第106回 助産師国家試験 午後問99
A さん(31 歳、 1 回経産婦)は既往歴に特記すべきことはない。
妊娠経過は順調であった。
妊娠 38 週 6 日に陣痛発来し、 2 時に入院した。
分娩第 2 期遷延のためオキシトシンを用いて陣痛を促進し、23 時に 2,980 g の男児を出産した。
Apgar〈アプガー〉スコアは 1 分後、 5 分後ともに 9 点であった。
分娩所要時間 22 時間、分娩時出血量 450 mL、会陰裂傷Ⅱ度、分娩後 2 時間の母児の経過は良好であった。

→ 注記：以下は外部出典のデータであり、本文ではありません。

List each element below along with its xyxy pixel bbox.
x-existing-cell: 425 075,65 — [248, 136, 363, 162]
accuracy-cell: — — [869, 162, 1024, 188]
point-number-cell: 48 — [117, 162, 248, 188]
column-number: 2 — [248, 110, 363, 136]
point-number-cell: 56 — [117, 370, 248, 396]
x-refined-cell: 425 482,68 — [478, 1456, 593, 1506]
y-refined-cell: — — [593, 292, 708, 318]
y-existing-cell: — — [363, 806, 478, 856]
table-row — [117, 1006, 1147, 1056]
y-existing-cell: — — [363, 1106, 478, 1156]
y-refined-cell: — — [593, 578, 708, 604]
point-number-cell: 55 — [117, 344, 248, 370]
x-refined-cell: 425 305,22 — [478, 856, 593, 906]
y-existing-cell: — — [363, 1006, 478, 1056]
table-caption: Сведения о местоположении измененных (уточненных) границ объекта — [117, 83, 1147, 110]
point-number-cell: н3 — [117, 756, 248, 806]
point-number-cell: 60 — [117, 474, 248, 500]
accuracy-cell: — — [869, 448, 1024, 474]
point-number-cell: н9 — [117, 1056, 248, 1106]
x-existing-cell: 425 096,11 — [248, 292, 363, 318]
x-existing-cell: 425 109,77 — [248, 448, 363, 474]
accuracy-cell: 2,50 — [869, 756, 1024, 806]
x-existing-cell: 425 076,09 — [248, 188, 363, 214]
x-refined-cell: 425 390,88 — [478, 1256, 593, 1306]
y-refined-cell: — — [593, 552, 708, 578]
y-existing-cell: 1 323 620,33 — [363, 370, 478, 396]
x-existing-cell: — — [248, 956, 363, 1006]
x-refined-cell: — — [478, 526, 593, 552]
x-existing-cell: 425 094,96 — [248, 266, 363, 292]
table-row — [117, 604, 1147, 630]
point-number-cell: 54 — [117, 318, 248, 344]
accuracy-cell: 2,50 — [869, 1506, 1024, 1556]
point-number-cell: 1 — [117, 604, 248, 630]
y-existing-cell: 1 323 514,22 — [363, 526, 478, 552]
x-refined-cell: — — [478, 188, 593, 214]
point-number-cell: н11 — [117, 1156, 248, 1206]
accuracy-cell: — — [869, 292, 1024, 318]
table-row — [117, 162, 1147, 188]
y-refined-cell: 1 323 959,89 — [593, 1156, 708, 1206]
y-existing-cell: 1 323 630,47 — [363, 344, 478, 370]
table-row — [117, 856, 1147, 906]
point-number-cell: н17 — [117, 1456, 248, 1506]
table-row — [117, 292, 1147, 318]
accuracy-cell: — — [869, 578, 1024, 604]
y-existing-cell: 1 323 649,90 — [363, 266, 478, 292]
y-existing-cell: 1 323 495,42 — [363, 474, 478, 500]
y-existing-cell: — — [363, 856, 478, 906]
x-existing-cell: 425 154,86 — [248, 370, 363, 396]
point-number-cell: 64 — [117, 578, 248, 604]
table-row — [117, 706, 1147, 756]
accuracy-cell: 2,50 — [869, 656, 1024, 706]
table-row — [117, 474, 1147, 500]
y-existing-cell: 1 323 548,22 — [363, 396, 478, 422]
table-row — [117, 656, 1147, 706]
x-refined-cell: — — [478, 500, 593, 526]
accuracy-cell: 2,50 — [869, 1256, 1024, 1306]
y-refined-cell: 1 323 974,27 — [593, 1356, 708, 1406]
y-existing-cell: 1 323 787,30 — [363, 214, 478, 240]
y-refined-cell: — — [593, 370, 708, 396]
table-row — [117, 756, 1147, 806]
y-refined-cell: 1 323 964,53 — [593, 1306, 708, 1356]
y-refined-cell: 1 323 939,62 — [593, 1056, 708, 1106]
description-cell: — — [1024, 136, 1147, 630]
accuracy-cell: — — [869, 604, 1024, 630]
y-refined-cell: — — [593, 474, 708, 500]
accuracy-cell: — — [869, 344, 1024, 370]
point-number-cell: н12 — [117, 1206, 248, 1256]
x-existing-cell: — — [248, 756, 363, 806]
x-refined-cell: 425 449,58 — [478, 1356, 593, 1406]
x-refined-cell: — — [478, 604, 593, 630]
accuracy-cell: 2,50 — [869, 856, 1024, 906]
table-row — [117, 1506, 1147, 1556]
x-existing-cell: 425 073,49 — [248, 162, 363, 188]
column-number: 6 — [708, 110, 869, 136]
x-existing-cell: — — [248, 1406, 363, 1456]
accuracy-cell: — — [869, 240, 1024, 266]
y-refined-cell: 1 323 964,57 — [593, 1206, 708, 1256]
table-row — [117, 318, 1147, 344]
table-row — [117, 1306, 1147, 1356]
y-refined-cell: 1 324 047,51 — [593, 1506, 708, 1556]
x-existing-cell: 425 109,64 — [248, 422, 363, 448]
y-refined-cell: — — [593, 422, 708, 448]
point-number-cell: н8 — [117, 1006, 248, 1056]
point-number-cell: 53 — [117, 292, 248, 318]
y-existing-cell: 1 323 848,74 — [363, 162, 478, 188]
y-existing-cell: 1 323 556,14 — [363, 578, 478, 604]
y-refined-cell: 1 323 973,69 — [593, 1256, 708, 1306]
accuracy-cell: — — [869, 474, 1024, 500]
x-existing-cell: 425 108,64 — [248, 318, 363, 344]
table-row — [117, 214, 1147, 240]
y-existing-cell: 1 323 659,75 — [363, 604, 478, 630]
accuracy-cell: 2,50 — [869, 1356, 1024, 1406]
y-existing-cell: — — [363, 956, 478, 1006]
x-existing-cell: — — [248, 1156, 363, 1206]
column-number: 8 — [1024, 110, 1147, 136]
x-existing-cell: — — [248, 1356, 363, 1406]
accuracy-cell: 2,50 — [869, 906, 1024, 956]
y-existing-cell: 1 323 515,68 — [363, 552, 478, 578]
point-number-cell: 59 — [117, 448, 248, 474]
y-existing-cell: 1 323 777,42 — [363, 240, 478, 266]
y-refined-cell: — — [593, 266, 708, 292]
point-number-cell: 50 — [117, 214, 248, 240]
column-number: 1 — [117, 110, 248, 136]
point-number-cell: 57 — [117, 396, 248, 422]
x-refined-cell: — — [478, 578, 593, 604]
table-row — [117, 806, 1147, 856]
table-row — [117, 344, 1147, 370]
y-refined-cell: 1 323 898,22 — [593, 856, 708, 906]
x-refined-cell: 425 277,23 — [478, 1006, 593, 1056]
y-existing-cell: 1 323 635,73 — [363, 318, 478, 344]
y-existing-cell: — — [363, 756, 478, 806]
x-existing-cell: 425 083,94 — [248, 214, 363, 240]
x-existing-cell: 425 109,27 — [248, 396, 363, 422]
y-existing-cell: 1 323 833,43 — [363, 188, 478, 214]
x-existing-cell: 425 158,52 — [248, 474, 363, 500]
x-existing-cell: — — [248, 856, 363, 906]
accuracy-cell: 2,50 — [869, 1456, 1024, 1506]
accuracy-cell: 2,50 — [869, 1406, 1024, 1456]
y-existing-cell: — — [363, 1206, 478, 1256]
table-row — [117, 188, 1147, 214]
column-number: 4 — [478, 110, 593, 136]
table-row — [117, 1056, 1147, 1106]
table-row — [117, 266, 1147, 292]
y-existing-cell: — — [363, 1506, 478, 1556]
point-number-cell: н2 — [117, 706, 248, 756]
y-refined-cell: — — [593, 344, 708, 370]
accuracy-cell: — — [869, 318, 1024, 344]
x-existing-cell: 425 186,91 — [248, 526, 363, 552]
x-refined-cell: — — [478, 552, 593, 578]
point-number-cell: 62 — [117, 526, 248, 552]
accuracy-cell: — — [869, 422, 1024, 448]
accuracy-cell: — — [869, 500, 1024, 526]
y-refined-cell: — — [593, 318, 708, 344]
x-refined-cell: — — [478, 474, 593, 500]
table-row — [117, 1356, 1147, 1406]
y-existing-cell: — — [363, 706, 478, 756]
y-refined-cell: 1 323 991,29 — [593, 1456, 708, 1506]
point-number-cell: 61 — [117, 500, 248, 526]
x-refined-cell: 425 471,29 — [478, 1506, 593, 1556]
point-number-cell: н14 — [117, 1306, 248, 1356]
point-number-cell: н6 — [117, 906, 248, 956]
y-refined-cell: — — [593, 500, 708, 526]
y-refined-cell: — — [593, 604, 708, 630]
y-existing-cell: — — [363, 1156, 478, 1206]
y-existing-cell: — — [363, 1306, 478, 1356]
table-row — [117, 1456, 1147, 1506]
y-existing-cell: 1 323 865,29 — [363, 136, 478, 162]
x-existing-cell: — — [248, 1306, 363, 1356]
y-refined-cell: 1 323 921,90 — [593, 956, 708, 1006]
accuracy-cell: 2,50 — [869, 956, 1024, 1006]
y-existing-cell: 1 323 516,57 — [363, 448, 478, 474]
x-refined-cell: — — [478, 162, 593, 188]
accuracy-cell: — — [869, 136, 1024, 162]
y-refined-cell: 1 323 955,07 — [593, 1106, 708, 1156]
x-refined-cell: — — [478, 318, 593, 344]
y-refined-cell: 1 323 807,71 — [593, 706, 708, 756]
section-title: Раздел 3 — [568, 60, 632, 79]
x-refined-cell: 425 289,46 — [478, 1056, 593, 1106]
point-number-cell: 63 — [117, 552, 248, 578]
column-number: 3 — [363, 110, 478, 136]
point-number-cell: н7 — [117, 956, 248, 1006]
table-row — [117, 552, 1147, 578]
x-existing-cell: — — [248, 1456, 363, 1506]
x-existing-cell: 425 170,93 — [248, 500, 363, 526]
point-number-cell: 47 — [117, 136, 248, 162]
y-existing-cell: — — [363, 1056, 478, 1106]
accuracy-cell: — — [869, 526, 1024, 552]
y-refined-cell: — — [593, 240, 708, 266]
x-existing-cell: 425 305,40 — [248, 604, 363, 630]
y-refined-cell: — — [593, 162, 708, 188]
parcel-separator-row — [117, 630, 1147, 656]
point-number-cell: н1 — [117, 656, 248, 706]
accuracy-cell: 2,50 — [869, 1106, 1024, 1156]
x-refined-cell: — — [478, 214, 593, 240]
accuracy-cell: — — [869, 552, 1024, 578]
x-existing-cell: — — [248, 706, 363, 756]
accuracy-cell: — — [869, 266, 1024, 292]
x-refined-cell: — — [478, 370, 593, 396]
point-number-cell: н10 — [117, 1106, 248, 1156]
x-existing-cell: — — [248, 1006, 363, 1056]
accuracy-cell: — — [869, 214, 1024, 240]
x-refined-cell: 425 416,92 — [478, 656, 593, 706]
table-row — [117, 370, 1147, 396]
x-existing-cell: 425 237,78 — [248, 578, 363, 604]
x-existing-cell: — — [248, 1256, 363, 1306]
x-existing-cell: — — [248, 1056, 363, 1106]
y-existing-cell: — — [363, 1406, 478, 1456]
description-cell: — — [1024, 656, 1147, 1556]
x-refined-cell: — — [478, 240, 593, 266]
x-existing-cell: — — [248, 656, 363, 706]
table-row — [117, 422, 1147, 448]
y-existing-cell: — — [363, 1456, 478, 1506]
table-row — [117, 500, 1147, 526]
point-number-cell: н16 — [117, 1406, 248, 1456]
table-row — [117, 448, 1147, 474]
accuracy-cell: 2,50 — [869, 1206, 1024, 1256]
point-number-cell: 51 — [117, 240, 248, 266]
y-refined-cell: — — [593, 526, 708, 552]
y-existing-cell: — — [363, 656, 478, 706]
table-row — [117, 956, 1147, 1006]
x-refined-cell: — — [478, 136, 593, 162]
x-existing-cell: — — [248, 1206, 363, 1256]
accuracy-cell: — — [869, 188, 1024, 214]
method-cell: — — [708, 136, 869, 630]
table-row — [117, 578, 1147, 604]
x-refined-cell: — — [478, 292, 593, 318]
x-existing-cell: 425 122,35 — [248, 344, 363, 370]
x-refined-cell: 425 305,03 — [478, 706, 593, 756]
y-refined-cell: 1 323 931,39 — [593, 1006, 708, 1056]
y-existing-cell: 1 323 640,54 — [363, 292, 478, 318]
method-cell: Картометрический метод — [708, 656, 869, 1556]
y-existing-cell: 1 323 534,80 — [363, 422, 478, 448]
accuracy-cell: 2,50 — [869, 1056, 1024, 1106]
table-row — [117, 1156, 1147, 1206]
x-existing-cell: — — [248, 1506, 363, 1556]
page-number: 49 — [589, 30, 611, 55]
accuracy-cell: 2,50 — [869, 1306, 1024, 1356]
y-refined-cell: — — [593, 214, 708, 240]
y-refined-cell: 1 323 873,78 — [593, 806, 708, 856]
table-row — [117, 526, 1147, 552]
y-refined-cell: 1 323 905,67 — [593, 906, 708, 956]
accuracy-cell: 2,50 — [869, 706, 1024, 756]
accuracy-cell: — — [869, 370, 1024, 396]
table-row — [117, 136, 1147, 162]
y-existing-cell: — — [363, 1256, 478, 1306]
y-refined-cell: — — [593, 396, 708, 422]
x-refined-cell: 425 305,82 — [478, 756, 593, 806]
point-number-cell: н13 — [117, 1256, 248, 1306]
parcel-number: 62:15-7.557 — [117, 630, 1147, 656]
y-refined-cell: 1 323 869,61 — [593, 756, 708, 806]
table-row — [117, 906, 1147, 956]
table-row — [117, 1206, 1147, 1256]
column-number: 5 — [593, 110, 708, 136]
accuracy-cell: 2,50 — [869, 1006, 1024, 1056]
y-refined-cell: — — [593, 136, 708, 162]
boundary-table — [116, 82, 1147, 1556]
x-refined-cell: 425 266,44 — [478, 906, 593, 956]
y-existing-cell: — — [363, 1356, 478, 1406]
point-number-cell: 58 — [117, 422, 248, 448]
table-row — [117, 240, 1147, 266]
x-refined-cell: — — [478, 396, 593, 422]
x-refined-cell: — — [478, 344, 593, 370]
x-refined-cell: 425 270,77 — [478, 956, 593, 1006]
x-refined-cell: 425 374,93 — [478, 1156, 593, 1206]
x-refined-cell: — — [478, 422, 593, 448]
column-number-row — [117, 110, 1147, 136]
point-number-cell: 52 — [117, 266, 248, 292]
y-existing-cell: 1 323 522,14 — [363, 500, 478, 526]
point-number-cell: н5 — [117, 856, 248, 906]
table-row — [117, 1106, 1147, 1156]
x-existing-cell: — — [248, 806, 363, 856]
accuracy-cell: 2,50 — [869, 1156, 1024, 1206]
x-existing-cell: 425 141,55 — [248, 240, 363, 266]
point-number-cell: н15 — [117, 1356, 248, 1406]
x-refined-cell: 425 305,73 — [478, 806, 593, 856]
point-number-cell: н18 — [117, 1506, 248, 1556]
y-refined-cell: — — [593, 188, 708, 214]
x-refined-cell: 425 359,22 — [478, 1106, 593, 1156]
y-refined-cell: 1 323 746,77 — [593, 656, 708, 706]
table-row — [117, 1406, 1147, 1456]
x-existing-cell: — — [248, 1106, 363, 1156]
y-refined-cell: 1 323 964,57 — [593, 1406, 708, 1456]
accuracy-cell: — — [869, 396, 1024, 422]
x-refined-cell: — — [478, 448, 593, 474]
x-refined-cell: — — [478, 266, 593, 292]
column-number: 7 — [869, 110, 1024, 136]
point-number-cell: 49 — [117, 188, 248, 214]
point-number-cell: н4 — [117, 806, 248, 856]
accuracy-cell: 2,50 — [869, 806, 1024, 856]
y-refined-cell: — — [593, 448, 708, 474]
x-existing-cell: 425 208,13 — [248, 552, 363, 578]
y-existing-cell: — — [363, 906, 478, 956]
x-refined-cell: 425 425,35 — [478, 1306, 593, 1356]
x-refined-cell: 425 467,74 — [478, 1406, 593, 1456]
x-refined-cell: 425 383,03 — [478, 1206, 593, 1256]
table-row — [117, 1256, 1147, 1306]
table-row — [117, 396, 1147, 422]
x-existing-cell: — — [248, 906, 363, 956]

退院 2 週、A さんから「昨夜から左のおっぱいが痛いです。朝食後、急に寒気がして熱を測ったら 38.6 ℃ありました」と病院に電話があり、母乳外来を受診するよう勧めた。
30 分後、A さんは夫に付き添われて来院した。
このときの観察項目で優先度が高いのはどれか。
正答4
解説
正解は4。
「乳房の硬結の有無」が正しい。
事例では、現在の危険、対象者の意思、家族や地域資源、継続支援の必要性を同時に読む。
最初に安全を守り、次に本人の力を生かす対応を選ぶ。
1の「乳房の外傷」は、この場面で最初に確認・実施すべき内容とは優先順位が異なる。
2の「副乳の有無」は、この場面で最初に確認・実施すべき内容とは優先順位が異なる。
3の「乳頭亀裂の有無」は、この場面で最初に確認・実施すべき内容とは優先順位が異なる。
4は、設問で問われた優先度が高いものの条件に合う。
5の「乳房の大きさの左右差」は、この場面で最初に確認・実施すべき内容とは優先順位が異なる。